My group works well together; I have a problem with casters outshining everyone else.
I didn't really mean those as separate statements, though rereading them it does easily look like that. If your group can agree to work well as a group, I would hope they could agree to tone it down so everyone still has fun. If they can't optimize to work with 1 spell, try 2 or 3 and see if it works. Other than that, well I'm assuming that a group considering this variant can optimize well enough to manage it. Tyndmyr says not enough so I think it can be done, but it's not a very middle ground solution. If your group isn't optimizing so hard they can work under my suggested conditions, then they probably aren't optimizing so hard that it would take a new rulebook's worth of changes to fix them, so for that situation I'd take the time to make measured changes instead of a blanket quick fix. Really, most of the time if the group is already friendly and works together, it usually doesn't seem like a problem to tone it down: I've come up with a harsh fix for a harsh game.

My most recent battelfield controller-mage was fond of Evard's Black Tentacles, Solid Fog, and Slow. Everyone liked him as this helped out the party tremendously; we also were in a party that collectively could /do things/.
That was waay to blanket of a statement on my part, and should probably just be ignored for sake of my pride :smallredface:. Anyway, I would ask: did every Black Tentacles you cast crush every enemy without help, and were your Slow targets the kind that could still fight back? You seem like a quite reasonable fellow, so I assume you used them in moderation and didn't dominate every fight on your own, hence the party liked your contributions. I'm sure at some point though, if you got more and more extreme with it, eventually your party would not like fighting what was left after your spells.


And for your defensive example, +12 AC and DR 10/adamantine generally still involve the wizard staying way over there and flyinginvisible. It doesn't obviate his desire not to be swung at in the first place, it just means if it happens he's in better shape. Usually, when people make gishes, they do other things to ensure they can hit things and tank a bit better (Or polymorph).

A wizard who didn't have those defenses would still attempt to be flying invisible and over there, and casting spells that end battles. You're missing the problem.
Flying and Invisible, two of the 9 extra spell slots they have to spare. Of course he doesn't want to be swung at, but if spends his extra spells on defense, he doesn't need to avoid it. Saph has a campaign journal with an sorcerer based on just staying alive that could take attacks better than the whole rest of the party. If it had been a wizard, the effort spent on extra spells known could have gone to save DCs, and then you'd have a tank that could end battles with a single spell.

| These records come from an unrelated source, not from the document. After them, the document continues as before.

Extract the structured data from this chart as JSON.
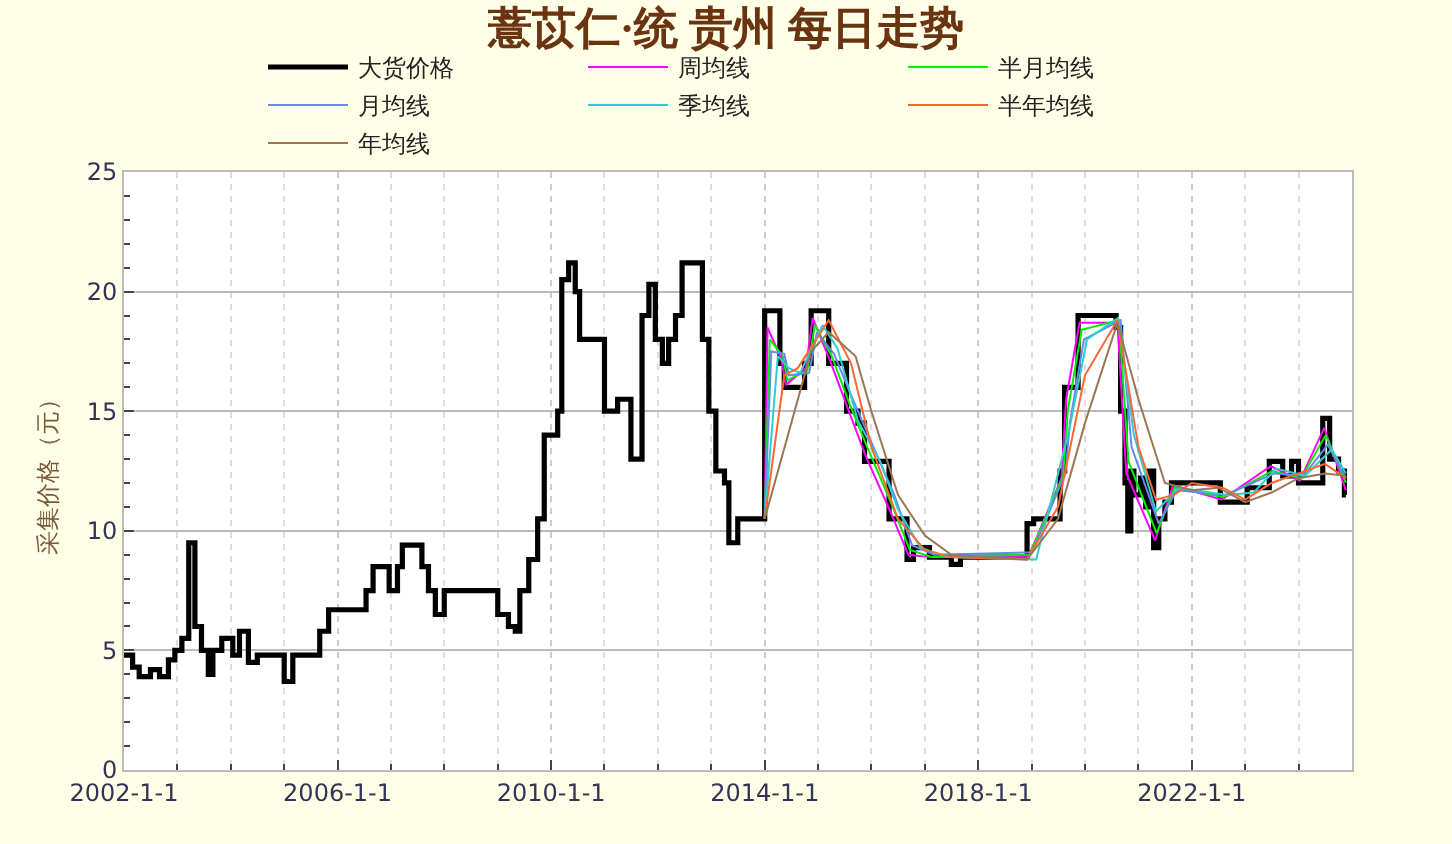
{
  "chart_data": {
    "type": "line",
    "title": "薏苡仁·统 贵州 每日走势",
    "ylabel": "采集价格（元）",
    "xlim": [
      "2002-01-01",
      "2025-01-01"
    ],
    "ylim": [
      0,
      25
    ],
    "xticks": [
      {
        "value": "2002-01-01",
        "label": "2002-1-1"
      },
      {
        "value": "2006-01-01",
        "label": "2006-1-1"
      },
      {
        "value": "2010-01-01",
        "label": "2010-1-1"
      },
      {
        "value": "2014-01-01",
        "label": "2014-1-1"
      },
      {
        "value": "2018-01-01",
        "label": "2018-1-1"
      },
      {
        "value": "2022-01-01",
        "label": "2022-1-1"
      }
    ],
    "yticks": [
      0,
      5,
      10,
      15,
      20,
      25
    ],
    "grid": true,
    "legend": "top",
    "series": [
      {
        "name": "大货价格",
        "type": "step",
        "color": "#000000",
        "x": [
          "2002-01-01",
          "2002-03-01",
          "2002-04-15",
          "2002-07-01",
          "2002-09-01",
          "2002-11-01",
          "2002-12-15",
          "2003-02-01",
          "2003-03-20",
          "2003-05-01",
          "2003-06-15",
          "2003-08-01",
          "2003-09-01",
          "2003-11-01",
          "2004-01-15",
          "2004-03-01",
          "2004-05-01",
          "2004-07-01",
          "2005-01-01",
          "2005-03-01",
          "2005-09-01",
          "2005-11-01",
          "2006-07-15",
          "2006-09-01",
          "2006-12-20",
          "2007-02-15",
          "2007-03-20",
          "2007-08-01",
          "2007-09-15",
          "2007-11-01",
          "2008-01-01",
          "2009-01-01",
          "2009-03-15",
          "2009-05-01",
          "2009-06-01",
          "2009-08-01",
          "2009-10-01",
          "2009-11-15",
          "2010-02-15",
          "2010-03-15",
          "2010-05-01",
          "2010-06-15",
          "2010-07-15",
          "2011-01-01",
          "2011-04-01",
          "2011-07-01",
          "2011-09-15",
          "2011-11-01",
          "2011-12-15",
          "2012-02-01",
          "2012-03-15",
          "2012-05-01",
          "2012-06-15",
          "2012-11-01",
          "2012-12-15",
          "2013-02-01",
          "2013-04-01",
          "2013-05-01",
          "2013-07-01",
          "2014-01-01",
          "2014-04-15",
          "2014-05-15",
          "2014-10-01",
          "2014-11-15",
          "2015-03-15",
          "2015-07-15",
          "2015-10-01",
          "2015-11-15",
          "2016-05-01",
          "2016-09-01",
          "2016-10-15",
          "2017-02-01",
          "2017-07-01",
          "2017-09-01",
          "2018-12-01",
          "2019-01-15",
          "2019-07-15",
          "2019-08-15",
          "2019-11-15",
          "2020-08-01",
          "2020-09-01",
          "2020-10-01",
          "2020-10-20",
          "2020-11-10",
          "2020-12-01",
          "2021-01-15",
          "2021-02-20",
          "2021-03-15",
          "2021-04-15",
          "2021-05-20",
          "2021-07-01",
          "2021-08-15",
          "2022-07-15",
          "2023-01-15",
          "2023-06-15",
          "2023-09-15",
          "2023-11-15",
          "2024-01-01",
          "2024-06-15",
          "2024-08-01",
          "2024-10-01",
          "2024-11-10",
          "2024-11-20"
        ],
        "values": [
          4.8,
          4.3,
          3.9,
          4.2,
          3.9,
          4.6,
          5.0,
          5.5,
          9.5,
          6.0,
          5.0,
          4.0,
          5.0,
          5.5,
          4.8,
          5.8,
          4.5,
          4.8,
          3.7,
          4.8,
          5.8,
          6.7,
          7.5,
          8.5,
          7.5,
          8.5,
          9.4,
          8.5,
          7.5,
          6.5,
          7.5,
          6.5,
          6.0,
          5.8,
          7.5,
          8.8,
          10.5,
          14.0,
          15.0,
          20.5,
          21.2,
          20.0,
          18.0,
          15.0,
          15.5,
          13.0,
          19.0,
          20.3,
          18.0,
          17.0,
          18.0,
          19.0,
          21.2,
          18.0,
          15.0,
          12.5,
          12.0,
          9.5,
          10.5,
          19.2,
          17.0,
          16.0,
          17.0,
          19.2,
          17.0,
          15.0,
          14.5,
          12.9,
          10.5,
          8.8,
          9.3,
          8.9,
          8.6,
          8.9,
          10.3,
          10.5,
          12.5,
          16.0,
          19.0,
          18.5,
          15.0,
          12.0,
          10.0,
          12.5,
          11.5,
          12.2,
          11.0,
          12.5,
          9.3,
          10.5,
          11.2,
          12.0,
          11.2,
          11.8,
          12.9,
          12.3,
          12.9,
          12.0,
          14.7,
          13.0,
          12.5,
          11.5,
          11.5
        ]
      },
      {
        "name": "周均线",
        "color": "#ff00ff",
        "x": [
          "2014-01-01",
          "2014-01-20",
          "2014-04-25",
          "2014-05-25",
          "2014-10-10",
          "2014-11-25",
          "2015-03-25",
          "2015-07-25",
          "2015-11-25",
          "2016-05-10",
          "2016-09-10",
          "2017-02-10",
          "2018-12-10",
          "2019-07-25",
          "2019-08-25",
          "2019-11-25",
          "2020-08-10",
          "2020-10-10",
          "2021-04-25",
          "2021-08-25",
          "2022-07-25",
          "2023-06-25",
          "2024-01-10",
          "2024-06-25",
          "2024-11-20"
        ],
        "values": [
          10.5,
          18.5,
          17.2,
          16.1,
          16.8,
          18.9,
          17.1,
          15.1,
          13.1,
          10.8,
          9.0,
          8.9,
          8.9,
          12.2,
          15.5,
          18.7,
          18.7,
          12.4,
          9.6,
          11.9,
          11.3,
          12.7,
          12.1,
          14.3,
          11.7
        ]
      },
      {
        "name": "半月均线",
        "color": "#00ee00",
        "x": [
          "2014-01-01",
          "2014-02-05",
          "2014-05-05",
          "2014-06-05",
          "2014-10-20",
          "2014-12-10",
          "2015-04-05",
          "2015-08-05",
          "2015-12-10",
          "2016-05-20",
          "2016-09-20",
          "2017-02-20",
          "2018-12-20",
          "2019-08-05",
          "2019-09-05",
          "2019-12-10",
          "2020-08-20",
          "2020-10-25",
          "2021-05-05",
          "2021-09-05",
          "2022-08-05",
          "2023-07-05",
          "2024-01-20",
          "2024-07-05",
          "2024-11-20"
        ],
        "values": [
          10.5,
          18.0,
          17.3,
          16.3,
          16.7,
          18.6,
          17.3,
          15.3,
          13.4,
          11.1,
          9.2,
          8.9,
          9.0,
          12.3,
          15.0,
          18.4,
          18.8,
          12.9,
          9.9,
          11.8,
          11.4,
          12.5,
          12.2,
          14.0,
          12.0
        ]
      },
      {
        "name": "月均线",
        "color": "#6688ee",
        "x": [
          "2014-01-01",
          "2014-02-15",
          "2014-05-15",
          "2014-06-15",
          "2014-11-01",
          "2014-12-25",
          "2015-04-20",
          "2015-08-20",
          "2015-12-25",
          "2016-06-05",
          "2016-10-05",
          "2017-03-05",
          "2019-01-05",
          "2019-08-20",
          "2019-09-20",
          "2019-12-25",
          "2020-09-01",
          "2020-11-15",
          "2021-05-20",
          "2021-09-20",
          "2022-08-20",
          "2023-07-20",
          "2024-02-05",
          "2024-07-20",
          "2024-11-20"
        ],
        "values": [
          10.5,
          17.5,
          17.4,
          16.5,
          16.6,
          18.3,
          17.4,
          15.6,
          13.8,
          11.5,
          9.4,
          9.0,
          9.1,
          12.4,
          14.5,
          18.0,
          18.8,
          13.5,
          10.3,
          11.7,
          11.5,
          12.4,
          12.3,
          13.6,
          12.2
        ]
      },
      {
        "name": "季均线",
        "color": "#33cccc",
        "x": [
          "2014-01-01",
          "2014-04-01",
          "2014-06-15",
          "2014-09-01",
          "2015-02-01",
          "2015-05-15",
          "2015-10-01",
          "2016-03-01",
          "2016-07-01",
          "2016-12-01",
          "2017-06-01",
          "2019-02-01",
          "2019-09-15",
          "2020-01-15",
          "2020-08-15",
          "2020-12-01",
          "2021-05-01",
          "2021-10-01",
          "2022-09-01",
          "2023-03-01",
          "2023-08-01",
          "2024-02-15",
          "2024-08-15",
          "2024-11-20"
        ],
        "values": [
          10.5,
          17.3,
          16.8,
          16.6,
          18.6,
          17.6,
          14.6,
          12.9,
          10.9,
          9.3,
          8.9,
          8.8,
          14.2,
          18.0,
          18.9,
          14.0,
          10.8,
          11.8,
          11.5,
          11.6,
          12.6,
          12.3,
          13.4,
          12.4
        ]
      },
      {
        "name": "半年均线",
        "color": "#ff6633",
        "x": [
          "2014-01-01",
          "2014-05-15",
          "2014-08-15",
          "2015-03-15",
          "2015-08-15",
          "2016-01-01",
          "2016-07-01",
          "2017-01-01",
          "2017-07-01",
          "2018-12-01",
          "2019-07-01",
          "2020-01-01",
          "2020-08-10",
          "2021-01-01",
          "2021-05-01",
          "2021-09-01",
          "2022-01-01",
          "2022-08-01",
          "2023-01-01",
          "2023-07-01",
          "2024-01-01",
          "2024-07-01",
          "2024-11-20"
        ],
        "values": [
          10.5,
          16.5,
          16.8,
          18.8,
          17.0,
          13.5,
          10.5,
          9.2,
          8.9,
          8.8,
          11.0,
          16.5,
          18.8,
          13.5,
          11.3,
          11.5,
          12.0,
          11.8,
          11.3,
          12.0,
          12.4,
          12.8,
          12.2
        ]
      },
      {
        "name": "年均线",
        "color": "#997755",
        "x": [
          "2014-01-01",
          "2014-11-15",
          "2015-03-15",
          "2015-09-15",
          "2016-01-01",
          "2016-07-01",
          "2017-01-01",
          "2017-07-01",
          "2018-01-01",
          "2018-12-01",
          "2019-07-01",
          "2020-01-01",
          "2020-08-10",
          "2021-01-01",
          "2021-07-01",
          "2022-01-01",
          "2022-07-01",
          "2023-01-01",
          "2023-07-01",
          "2024-01-01",
          "2024-07-01",
          "2024-11-20"
        ],
        "values": [
          10.5,
          17.5,
          18.3,
          17.3,
          15.0,
          11.5,
          9.8,
          9.0,
          8.9,
          8.8,
          10.5,
          14.5,
          18.7,
          15.5,
          12.0,
          11.7,
          11.8,
          11.2,
          11.6,
          12.2,
          12.4,
          12.3
        ]
      }
    ]
  }
}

Really - what you're suggesting is neither the problem nor the solution. The solution is either to solve individual spells (a lot of them), try to bolster the weaker classes (There are fixes about), or just use similarly tiered characters (If the fighter becomes a cleric instead, most of his problems go away).
You haven't given an option for "fix the people casting the spells", does that mean you think it's not possible? Then I will have to disagree because I still think it is possible. Although apparently I don't have enough hope to do more than a "quick fix", so even if it is I'm not likely to find out for sure :smalltongue:

Wow, I just spent two hours on that. Much as I like debating with you guys, I think I'm gonna have to call it quits. Short answers only from now on.